Overall, it can be said that FL has its advantages over CL. This study shows that FL not only equals CL but also outperforms it in some cases. Table 9 compares FL and CL across various features and aspects, highlighting the strengths of each approach. FL excels in preserving data privacy as it avoids central data collection, supports reduced data movement by training models locally, and offers model personalization based on local data characteristics. It is also highly scalable to a large number of users since the learning process is distributed across multiple nodes. Moreover, FL promotes decentralized data repositories and utilizes distributed and parallel computation, which can optimize bandwidth usage by transmitting only model updates instead of raw data.

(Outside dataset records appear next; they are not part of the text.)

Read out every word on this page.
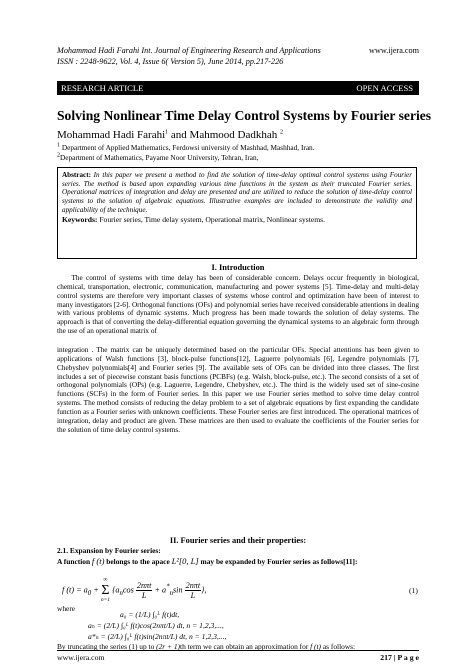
Mohammad Hadi Farahi Int. Journal of Engineering Research and Applications	www.ijera.com
ISSN : 2248-9622, Vol. 4, Issue 6( Version 5), June 2014, pp.217-226
RESEARCH ARTICLE	OPEN ACCESS
Solving Nonlinear Time Delay Control Systems by Fourier series
Mohammad Hadi Farahi$^1$ and Mahmood Dadkhah $^2$
$^1$ Department of Applied Mathematics, Ferdowsi university of Mashhad, Mashhad, Iran.
$^2$Department of Mathematics, Payame Noor University, Tehran, Iran,
Abstract: In this paper we present a method to find the solution of time-delay optimal control systems using Fourier series. The method is based upon expanding various time functions in the system as their truncated Fourier series. Operational matrices of integration and delay are presented and are utilized to reduce the solution of time-delay control systems to the solution of algebraic equations. Illustrative examples are included to demonstrate the validity and applicability of the technique.
Keywords: Fourier series, Time delay system, Operational matrix, Nonlinear systems.
I. Introduction
  The control of systems with time delay has been of considerable concern. Delays occur frequently in biological, chemical, transportation, electronic, communication, manufacturing and power systems [5]. Time-delay and multi-delay control systems are therefore very important classes of systems whose control and optimization have been of interest to many investigators [2-6]. Orthogonal functions (OFs) and polynomial series have received considerable attentions in dealing with various problems of dynamic systems. Much progress has been made towards the solution of delay systems. The approach is that of converting the delay-differential equation governing the dynamical systems to an algebraic form through the use of an operational matrix of
integration . The matrix can be uniquely determined based on the particular OFs. Special attentions has been given to applications of Walsh functions [3], block-pulse functions[12], Laguerre polynomials [6], Legendre polynomials [7], Chebyshev polynomials[4] and Fourier series [9]. The available sets of OFs can be divided into three classes. The first includes a set of piecewise constant basis functions (PCBFs) (e.g. Walsh, block-pulse, etc.). The second consists of a set of orthogonal polynomials (OPs) (e.g. Laguerre, Legendre, Chebyshev, etc.). The third is the widely used set of sine-cosine functions (SCFs) in the form of Fourier series. In this paper we use Fourier series method to solve time delay control systems. The method consists of reducing the delay problem to a set of algebraic equations by first expanding the candidate function as a Fourier series with unknown coefficients. These Fourier series are first introduced. The operational matrices of integration, delay and product are given. These matrices are then used to evaluate the coefficients of the Fourier series for the solution of time delay control systems.
II. Fourier series and their properties:
2.1. Expansion by Fourier series:
A function f (t) belongs to the apace L²[0, L] may be expanded by Fourier series as follows[11]:
f $(t) = a_0$ +
∞
Σ
n=1
{$a_n\cos \frac{\text{2nπt}}{L} + a^*_n\sin \frac{\text{2nπt}}{L}$ },	(1)
where
a₀ = (1/L) ∫₀ᴸ f(t)dt,
aₙ = (2/L) ∫₀ᴸ f(t)cos(2nπt/L) dt, n = 1,2,3,...,
a*ₙ = (2/L) ∫₀ᴸ f(t)sin(2nπt/L) dt, n = 1,2,3,...,
By truncating the series (1) up to (2r + 1)th term we can obtain an approximation for f (t) as follows:
www.ijera.com	217 | P a g e
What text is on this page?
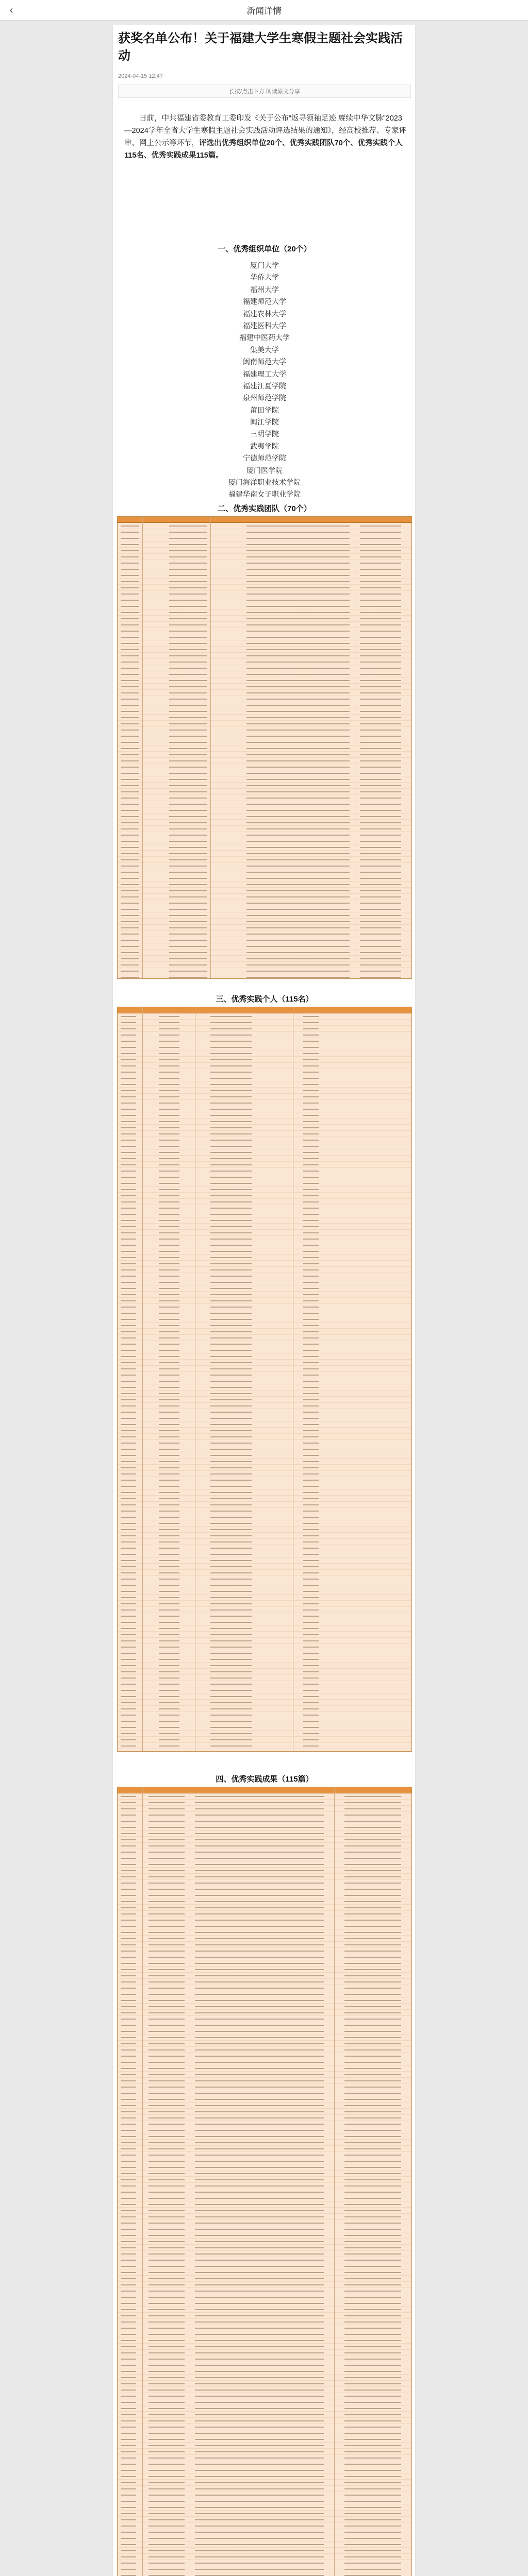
‹	新闻详情
获奖名单公布！关于福建大学生寒假主题社会实践活动
2024-04-15 12:47
长按/点击下方 阅读原文分享

日前，中共福建省委教育工委印发《关于公布“返寻领袖足迹 赓续中华文脉”2023—2024学年全省大学生寒假主题社会实践活动评选结果的通知》，经高校推荐、专家评审、网上公示等环节，评选出优秀组织单位20个、优秀实践团队70个、优秀实践个人115名、优秀实践成果115篇。

一、优秀组织单位（20个）
厦门大学
华侨大学
福州大学
福建师范大学
福建农林大学
福建医科大学
福建中医药大学
集美大学
闽南师范大学
福建理工大学
福建江夏学院
泉州师范学院
莆田学院
闽江学院
三明学院
武夷学院
宁德师范学院
厦门医学院
厦门海洋职业技术学院
福建华南女子职业学院
二、优秀实践团队（70个）
三、优秀实践个人（115名）
四、优秀实践成果（115篇）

Feature/Aspect | FL | CL |
---|---|---|
Data privacy | ✓ | ✗ |
Reduced data movement | ✓ | ✗ |
Model personalization | ✓ | ✗ |
Scalability to large number of users | ✓ | ✗ |
Data repository is decentralized | ✓ | ✗ |
Distributed and parallel computation | ✓ | ✗ |
Bandwidth optimization | ✓ | ✗ |
Easier to implement and manage | ✗ | ✓ |
Consistent data quality | ✗ | ✓ |
Simpler data access patterns | ✗ | ✓ |
Consistent data aggregation | ✗ | ✓ |
Streamlined model training process | ✗ | ✓ |
On the other hand, CL tends to be easier to implement and manage due to its centralized nature. It generally ensures consistent data quality, benefits from simpler access patterns to the centralized data repository, and provides uniform data distribution, which can lead to more stable model training. Additionally, CL can offer higher model training efficiency due to the centralized processing power and streamlined data handling.
Conclusion
This study demonstrated how FL can significantly improve the privacy and interoperability of wearable sensor data in the healthcare sector. The research focused on integrating FL with the Fast Healthcare Interoperability Resources (FHIR) standard to enable seamless and privacy-compliant data analysis across heterogeneous healthcare systems. A comprehensive comparison between FL and CL demonstrated that FL outperforms CL in many aspects, including privacy and comparable performance in terms of efficiency in predictive tasks. The web application created with tools such as Streamlit, PyCaret, and Flower effectively illustrates the practical implementation of FL in the healthcare sector. Although this study demonstrated the effectiveness of FL and FHIR in a local simulation environment, several important limitations need to be addressed by future research. One of the main ones is the reliance on a single dataset and local execution of experiments. Future work could strengthen this approach by integrating multiple heterogeneous datasets, thus more closely replicating a distributed environment, adapted to network constraints and device heterogeneity. This extension would allow for a more realistic capture of the challenges and potential inherent in deploying FL in diverse real-world environments. Furthermore, further exploration of alternative FL approaches, including more advanced cryptographic methods such as homomorphic encryption and differential privacy, would strengthen privacy protection without unnecessarily compromising data utility. Another important avenue of research concerns the development of adaptive learning algorithms capable of dynamically reacting to variations in data distribution or device activity, thus preserving the relevance and accuracy of models over time. Addressing these identified areas of improvement can be essential to make the FL-based healthcare system even more robust, secure, and ultimately feasible for large-scale deployment in heterogeneous medical applications.